F1, Hungaroring. Divieto di sorpasso ma non sempre
All'Hungaroring non si sorpassa. Che è un po' come dire che a Londra piove sempre, o che non ci sono più le mezze stagioni. Ma se ragioniamo su grandi numeri, l'affermazione non è troppo lontana dal vero.
Su 33 edizioni disputate fino a tutto il 2018, 15 volte ha vinto chi è partito dalla pole position e in altre sei occasioni ha trionfato chi è partito dalla seconda piazza in prima fila sullo schieramento. Non è una dimostrazione matematica del nostro assunto, ma senza dubbio chi in Ungheria parte davanti a tutti ha un bel po' di possibilità in più di tenere tutti dietro fino alla bandiera a scacchi. Ma come in quasi tutte le storie di tendenza, anche in questo caso l'eccezione è dietro l'angolo, e a volte regala pagine di grandissimo automobilismo.
Partiamo dal 1986, anno d'esordio della gara di Budapest nel campionato mondiale. Già la gara è un evento in sé: la Formula 1 ha perforato quella che a quei tempi è ancora definita Cortina di ferro. A poche centinaia di chilometri il Muro di Berlino, il separatismo comunista di paesi quali Romania e Bulgaria raccontano ancora di un Est europeo diviso con la scure dal resto d'Europa molto più filo occidentale. I giornalisti di mezzo mondo che approdano nella capitale magiara raccontano di vetrine dei negozi ancora desolatamente vuote di articoli, anche se meno che nelle nazioni vicine già accennate. A due passi dal Ponte delle Catene, simbolo storico sospeso sul Danubio, fanno ancora mostra di sé muri di palazzi storici con buchi di artiglieria risalenti alla Seconda Guerra Mondiale. Ma a nord-est di Budapest, in mezzo alla campagna ondulata attorno all'abitato quasi rurale di Mogyoròd, sorge il circuito dell'Hungaroring: massima concessione al consumismo e alla moda occidentale, anche se capo del servizio stampa per i giorni del Gran Premio viene messo un militare. Anzi, una militare: Erika Laszlo, che dirige a bacchetta decine di collaboratori che sanno a malapena che cos'è un fax. I pc per scrivere e trasmettere, infatti, erano infatti parte della futurologia della comunicazione.

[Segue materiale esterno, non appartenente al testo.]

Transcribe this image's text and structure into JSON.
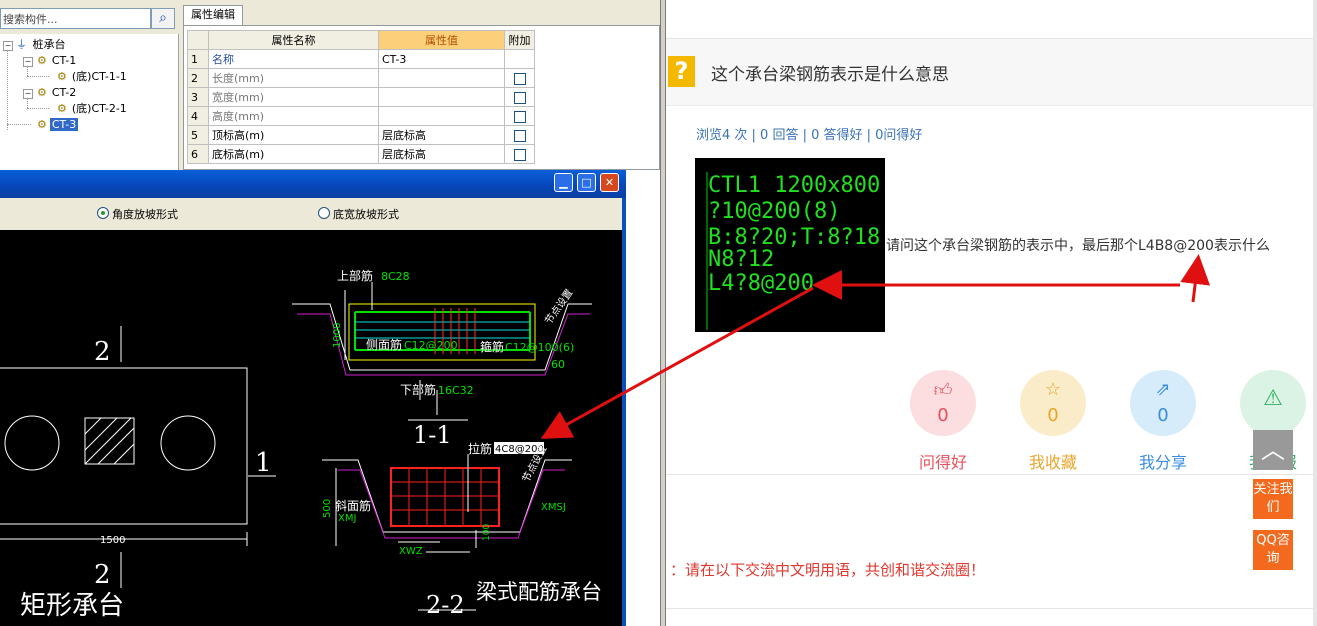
{
  "software": {
    "search_placeholder": "搜索构件...",
    "search_icon": "magnifier-icon",
    "tree": [
      {
        "label": "桩承台",
        "level": 0
      },
      {
        "label": "CT-1",
        "level": 1
      },
      {
        "label": "(底)CT-1-1",
        "level": 2
      },
      {
        "label": "CT-2",
        "level": 1
      },
      {
        "label": "(底)CT-2-1",
        "level": 2
      },
      {
        "label": "CT-3",
        "level": 1,
        "selected": true
      }
    ],
    "prop_tab": "属性编辑",
    "prop_headers": {
      "name": "属性名称",
      "value": "属性值",
      "extra": "附加"
    },
    "prop_rows": [
      {
        "num": "1",
        "name": "名称",
        "value": "CT-3",
        "has_check": false
      },
      {
        "num": "2",
        "name": "长度(mm)",
        "value": "",
        "has_check": true
      },
      {
        "num": "3",
        "name": "宽度(mm)",
        "value": "",
        "has_check": true
      },
      {
        "num": "4",
        "name": "高度(mm)",
        "value": "",
        "has_check": true
      },
      {
        "num": "5",
        "name": "顶标高(m)",
        "value": "层底标高",
        "has_check": true
      },
      {
        "num": "6",
        "name": "底标高(m)",
        "value": "层底标高",
        "has_check": true
      }
    ]
  },
  "dialog": {
    "radio_angle": "角度放坡形式",
    "radio_width": "底宽放坡形式",
    "cad": {
      "top_rebar_label": "上部筋",
      "top_rebar_value": "8C28",
      "side_rebar_label": "侧面筋",
      "side_rebar_value": "C12@200",
      "stirrup_label": "箍筋",
      "stirrup_value": "C12@100(6)",
      "angle_value": "60",
      "bottom_rebar_label": "下部筋",
      "bottom_rebar_value": "16C32",
      "height_dim": "1000",
      "section_1": "1-1",
      "tie_label": "拉筋",
      "tie_value": "4C8@200",
      "slope_label": "斜面筋",
      "xmj": "XMJ",
      "xmsj": "XMSJ",
      "xwz": "XWZ",
      "dim_500": "500",
      "dim_100": "100",
      "dim_1500": "1500",
      "section_2": "2-2",
      "plan_2a": "2",
      "plan_2b": "2",
      "plan_1": "1",
      "node_setting": "节点设置",
      "beam_title": "梁式配筋承台",
      "rect_title": "矩形承台"
    }
  },
  "web": {
    "question_title": "这个承台梁钢筋表示是什么意思",
    "stats": "浏览4 次 | 0 回答 | 0 答得好 | 0问得好",
    "image_lines": [
      "CTL1 1200x800",
      "?10@200(8)",
      "B:8?20;T:8?18",
      "N8?12",
      "L4?8@200"
    ],
    "question_text": "请问这个承台梁钢筋的表示中，最后那个L4B8@200表示什么",
    "actions": [
      {
        "label": "问得好",
        "count": "0",
        "icon": "thumbs-up-icon",
        "bg": "#fcdde0",
        "color": "#e8505b"
      },
      {
        "label": "我收藏",
        "count": "0",
        "icon": "star-icon",
        "bg": "#fbecc9",
        "color": "#e8a52c"
      },
      {
        "label": "我分享",
        "count": "0",
        "icon": "share-icon",
        "bg": "#d6ecfb",
        "color": "#3a8de0"
      },
      {
        "label": "我举报",
        "count": "",
        "icon": "warning-icon",
        "bg": "#daf3e4",
        "color": "#30b060"
      }
    ],
    "civil_notice": "：请在以下交流中文明用语，共创和谐交流圈！",
    "follow_btn": "关注我们",
    "qq_btn": "QQ咨询"
  }
}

Ma concentriamoci sulla gara. Senna in pole position con la Lotus, e questa non è una sorpresa dato che il giovane pilota brasiliano è già il punto di riferimento quando si tratta del giro volante. La Williams di Piquet accanto a lui in prima fila. Al via Senna saluta tutti e se ne va al comando. La sua Lotus è visibilmente meno veloce della Williams di Piquet, ma la conformazione del circuito gli dà una bella mano. L'Hungaroring, infatti, non è soltanto un circuito pieno di curve a raggio abbastanza stretto, nessuna veloce dove -come si dice in gergo- fare andare via la monoposto e giocarsela su traiettorie larghe al limite dell'adenrenza. In curva, infatti, la traiettoria di asfalto pulito è unica e stretta: uscirne per avventurarsi in un tentativo di sorpasso significa iniziare a scivolare, spesso in quel tipico caldo ferragostano che fa sembrare tutto appiccicoso. Senna, comunque, domina per 31 giri. Alle sue spalle Piquet si agita ma non trova un varco: neanche il quasi chilometro del rettilineo in discesa davanti ai box lo aiuta a trovare quello spunto per attaccarlo nel curvone in fondo al dritto, largo ma in contropendenza e quindi pericolosissimo.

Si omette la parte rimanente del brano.